Research, though, costs a lot of time and money. And money isn’t easy to come by without grants or donations in the science community. So, they decided to use Experiment.com, a crowdfunding platform specifically for scientific research, to obtain the money needed to complete the experiments.

The group is looking for $5,892 to fund their experiment. As of writing, they’ve received $4,543 (78 percent funded) with 16 days left. The funding will be used for:

“Determining the sour beer microbiome requires next-generation sequencing. The Sequencing library prep kits and the preparation itself are vital to a successful, data-rich sequencing run on the MiSeq v3, and custom bioinformatics analysis is required to make sense of the huge amounts of data that next-gen sequencing provides.

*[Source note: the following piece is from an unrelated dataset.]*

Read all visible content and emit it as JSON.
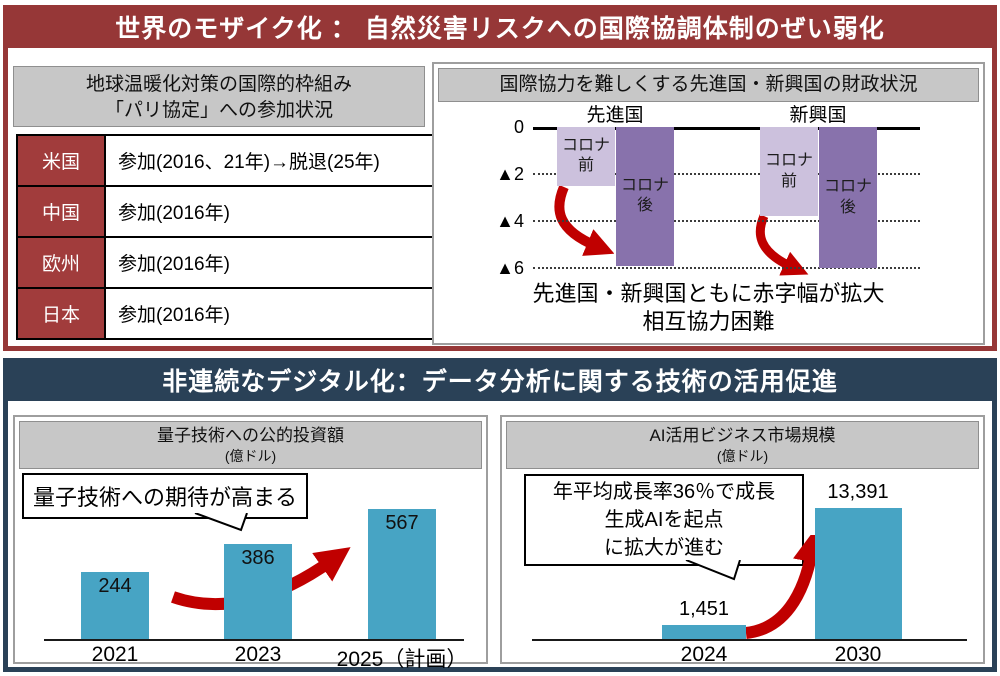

We are also interested in the organic acids produced by the microbes during souring and fermentation (as they account for much of the flavor in the finished beer), and high-pressure liquid chromatography (HPLC) is the gold standard to analyze these secondary metabolites.”

Young and Professor Bochman talked about other experiments, but both agreed that mapping the sour beer microbiome would benefit everyone in the beer community.

“…the overarching hypothesis is that if we can learn enough about the players (i.e., microbes) involved in the souring process, so Blue Owl and other sour breweries can make better sour beer,” said Professor Bochman. “They can use our data to make smart decisions when it comes to choosing bacteria for kettle souring, making a more consistent product, surveying new lots of grain for their souring process, and formulating new beer recipes.”